TAU research: 23% of adult Jewish Israelis now suffer from post-traumatic stress disorder

Researchers used smartwatches and a dedicated application to monitor mental and physiological changes

Support this research

According to Tel Aviv University (TAU) researchers, 23% of adult Jewish Israelis suffer from post-traumatic stress disorder (PTSD). The high incidence of PTSD is explained by increased news consumption and especially by the availability of explicit videos on social media. In addition, data collected the first week after October 7th indicates the possible development of post-trauma at a later time.

The new study from TAU, Stanford University, and the Wizermed company used smartwatches and a dedicated application to monitor changes in mental and physiological indices as a result of the traumatic events of October 7th. For comparison, just after the fall of the World Trade Center towers, 7.5% of Americans in New York City suffered from similar symptoms.

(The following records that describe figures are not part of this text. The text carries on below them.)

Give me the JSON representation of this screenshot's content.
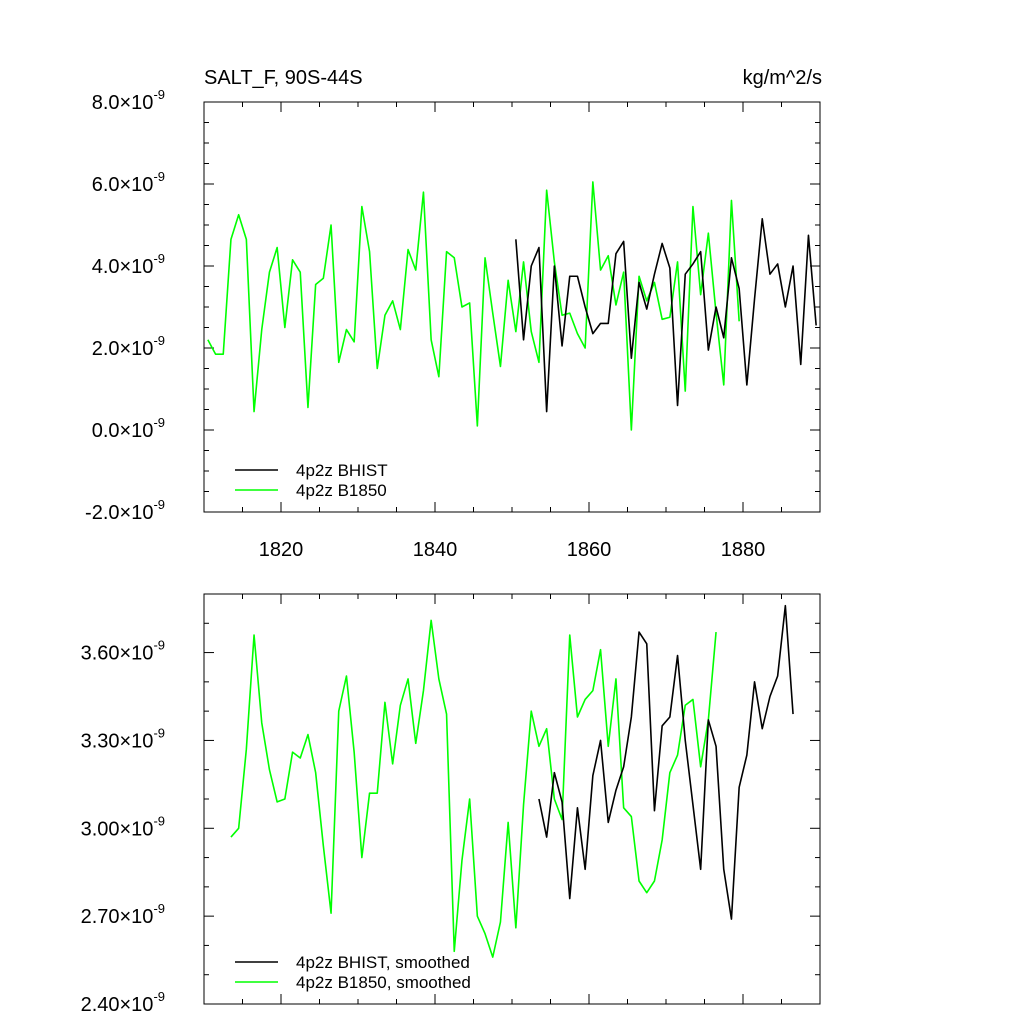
{
  "chart_data": [
    {
      "type": "line",
      "title_left": "SALT_F, 90S-44S",
      "title_right": "kg/m^2/s",
      "xlabel": "",
      "ylabel": "",
      "xlim": [
        1810,
        1890
      ],
      "ylim": [
        -2e-09,
        8e-09
      ],
      "x_ticks": [
        1820,
        1840,
        1860,
        1880
      ],
      "x_tick_labels": [
        "1820",
        "1840",
        "1860",
        "1880"
      ],
      "y_ticks": [
        -2e-09,
        0.0,
        2e-09,
        4e-09,
        6e-09,
        8e-09
      ],
      "y_tick_labels": [
        {
          "mant": "-2.0",
          "exp": "-9"
        },
        {
          "mant": "0.0",
          "exp": "-9"
        },
        {
          "mant": "2.0",
          "exp": "-9"
        },
        {
          "mant": "4.0",
          "exp": "-9"
        },
        {
          "mant": "6.0",
          "exp": "-9"
        },
        {
          "mant": "8.0",
          "exp": "-9"
        }
      ],
      "legend_position": "bottom-left",
      "grid": false,
      "series": [
        {
          "name": "4p2z BHIST",
          "color": "#000000",
          "x_start": 1850.5,
          "values": [
            4.65e-09,
            2.2e-09,
            4e-09,
            4.45e-09,
            4.5e-10,
            4e-09,
            2.05e-09,
            3.75e-09,
            3.75e-09,
            3e-09,
            2.35e-09,
            2.6e-09,
            2.6e-09,
            4.3e-09,
            4.6e-09,
            1.75e-09,
            3.6e-09,
            2.95e-09,
            3.8e-09,
            4.55e-09,
            3.95e-09,
            6e-10,
            3.8e-09,
            4.05e-09,
            4.35e-09,
            1.95e-09,
            3e-09,
            2.25e-09,
            4.2e-09,
            3.45e-09,
            1.1e-09,
            3.2e-09,
            5.15e-09,
            3.8e-09,
            4.05e-09,
            3e-09,
            4e-09,
            1.6e-09,
            4.75e-09,
            2.55e-09
          ]
        },
        {
          "name": "4p2z B1850",
          "color": "#00ff00",
          "x_start": 1810.5,
          "values": [
            2.2e-09,
            1.85e-09,
            1.85e-09,
            4.65e-09,
            5.25e-09,
            4.65e-09,
            4.5e-10,
            2.45e-09,
            3.85e-09,
            4.45e-09,
            2.5e-09,
            4.15e-09,
            3.85e-09,
            5.5e-10,
            3.55e-09,
            3.7e-09,
            5e-09,
            1.65e-09,
            2.45e-09,
            2.15e-09,
            5.45e-09,
            4.35e-09,
            1.5e-09,
            2.8e-09,
            3.15e-09,
            2.45e-09,
            4.4e-09,
            3.9e-09,
            5.8e-09,
            2.2e-09,
            1.3e-09,
            4.35e-09,
            4.2e-09,
            3e-09,
            3.1e-09,
            1e-10,
            4.2e-09,
            2.85e-09,
            1.55e-09,
            3.65e-09,
            2.4e-09,
            4.1e-09,
            2.4e-09,
            1.65e-09,
            5.85e-09,
            4.1e-09,
            2.8e-09,
            2.85e-09,
            2.35e-09,
            2e-09,
            6.05e-09,
            3.9e-09,
            4.25e-09,
            3.05e-09,
            3.85e-09,
            0.0,
            3.75e-09,
            3.15e-09,
            3.6e-09,
            2.7e-09,
            2.75e-09,
            4.1e-09,
            9.5e-10,
            5.45e-09,
            3.3e-09,
            4.8e-09,
            2.85e-09,
            1.1e-09,
            5.6e-09,
            2.65e-09
          ]
        }
      ]
    },
    {
      "type": "line",
      "xlabel": "",
      "ylabel": "",
      "xlim": [
        1810,
        1890
      ],
      "ylim": [
        2.4e-09,
        3.8e-09
      ],
      "x_ticks": [
        1820,
        1840,
        1860,
        1880
      ],
      "y_ticks": [
        2.4e-09,
        2.7e-09,
        3e-09,
        3.3e-09,
        3.6e-09
      ],
      "y_tick_labels": [
        {
          "mant": "2.40",
          "exp": "-9"
        },
        {
          "mant": "2.70",
          "exp": "-9"
        },
        {
          "mant": "3.00",
          "exp": "-9"
        },
        {
          "mant": "3.30",
          "exp": "-9"
        },
        {
          "mant": "3.60",
          "exp": "-9"
        }
      ],
      "legend_position": "bottom-left",
      "grid": false,
      "series": [
        {
          "name": "4p2z BHIST, smoothed",
          "color": "#000000",
          "x_start": 1853.5,
          "values": [
            3.1e-09,
            2.97e-09,
            3.19e-09,
            3.09e-09,
            2.76e-09,
            3.07e-09,
            2.86e-09,
            3.18e-09,
            3.3e-09,
            3.02e-09,
            3.13e-09,
            3.21e-09,
            3.38e-09,
            3.67e-09,
            3.63e-09,
            3.06e-09,
            3.35e-09,
            3.38e-09,
            3.59e-09,
            3.3e-09,
            3.08e-09,
            2.86e-09,
            3.37e-09,
            3.28e-09,
            2.86e-09,
            2.69e-09,
            3.14e-09,
            3.25e-09,
            3.5e-09,
            3.34e-09,
            3.45e-09,
            3.52e-09,
            3.76e-09,
            3.39e-09
          ]
        },
        {
          "name": "4p2z B1850, smoothed",
          "color": "#00ff00",
          "x_start": 1813.5,
          "values": [
            2.97e-09,
            3e-09,
            3.27e-09,
            3.66e-09,
            3.36e-09,
            3.2e-09,
            3.09e-09,
            3.1e-09,
            3.26e-09,
            3.24e-09,
            3.32e-09,
            3.19e-09,
            2.94e-09,
            2.71e-09,
            3.4e-09,
            3.52e-09,
            3.26e-09,
            2.9e-09,
            3.12e-09,
            3.12e-09,
            3.43e-09,
            3.22e-09,
            3.42e-09,
            3.51e-09,
            3.29e-09,
            3.47e-09,
            3.71e-09,
            3.51e-09,
            3.39e-09,
            2.58e-09,
            2.89e-09,
            3.1e-09,
            2.7e-09,
            2.64e-09,
            2.56e-09,
            2.68e-09,
            3.02e-09,
            2.66e-09,
            3.08e-09,
            3.4e-09,
            3.28e-09,
            3.34e-09,
            3.1e-09,
            3.03e-09,
            3.66e-09,
            3.38e-09,
            3.44e-09,
            3.47e-09,
            3.61e-09,
            3.28e-09,
            3.51e-09,
            3.07e-09,
            3.04e-09,
            2.82e-09,
            2.78e-09,
            2.82e-09,
            2.96e-09,
            3.19e-09,
            3.25e-09,
            3.42e-09,
            3.44e-09,
            3.21e-09,
            3.37e-09,
            3.67e-09
          ]
        }
      ]
    }
  ]
}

The research was headed by Professors Erez Shmueli and Dan Yamin from TAU’s Fleischman Faculty of Engineering and the Wizermed company, together with Dr. Merav Mofaz, Matan Yechezkel, and Ron Elias from TAU’s Engineering Faculty and Dr. Shahar Lev-Ari from TAU’s Faculty of Medicine, in collaboration with David Spiegel and Margaret L. Brandeau from Stanford University. It was published on medRxiv on December 18, 2023.

Data based on 752,057 daily questionnaires filled out by nearly 5,000 participants revealed that stress levels after October 7th were unprecedented and far exceeded those observed during previous events. These include the deadliest and most contagious COVID-19 wave, during which 30% of the Israeli population tested positive over a short period of three months; widespread political protests sparked by a controversial judicial reform, culminating in the dismissal of an Israeli minister and massive labor and company strikes; and intense military engagements, with over 1,000 rockets launched from Gaza toward multiple Israeli cities.

The research is based on two sub-studies. The first is a prospective study that began in November 2020 and included approximately 5,000 participants who were equipped with smart watches that monitored daily changes in their mental and physiological indices. In addition, the researchers conducted a survey among the aforementioned participants and among 2,537 panel participants who constituted a representative sample of adult Jewish Israelis, which included questionnaires on PTSD and clinical anxiety as well as questions about news consumption and watching videos containing explicit images in the week after October 7th.

According to the panel study, approximately 23% of adult Jewish Israelis who were not directly exposed to the horrors of October 7th suffer from PTSD (compared to 4.5% who were diagnosed with PTSD before the outbreak of the war). It was also found that after the events of October 7th about 55% of adult Jewish Israelis suffer from clinical anxiety at various levels, and about 23% suffer from clinical anxiety at a moderate to high level. Further analysis of the data shows that the incidence of PTSD is highest among young people, women, and the traditional and secular population.

“The current digital age presents both challenges and solutions,” Professor Yamin says. “The pervasive circulation of explicit and unfiltered graphic content, including videos of horrific acts across various media channels, may contribute to a rise in PTSD rates among individuals indirectly exposed to traumatic events. Recognizing early signs that may lead to PTSD is crucial.

“The capability to track and interpret biometric data from smartwatches heralds promising new paths for detecting early indicators of PTSD. This is particularly relevant for cases where trauma exposure occurs indirectly, such as through mass media. Identifying these early signs is vital for enabling prompt intervention and averting the long-term detrimental effects on mental health.”

The research was funded by the Israel Science Foundation within the Israel Precision Medicine Partnership Program and the Koret Foundation Smart Cities and Digital Living Program.

"The capability to track and interpret biometric data from smartwatches heralds promising new paths for detecting early indicators of PTSD."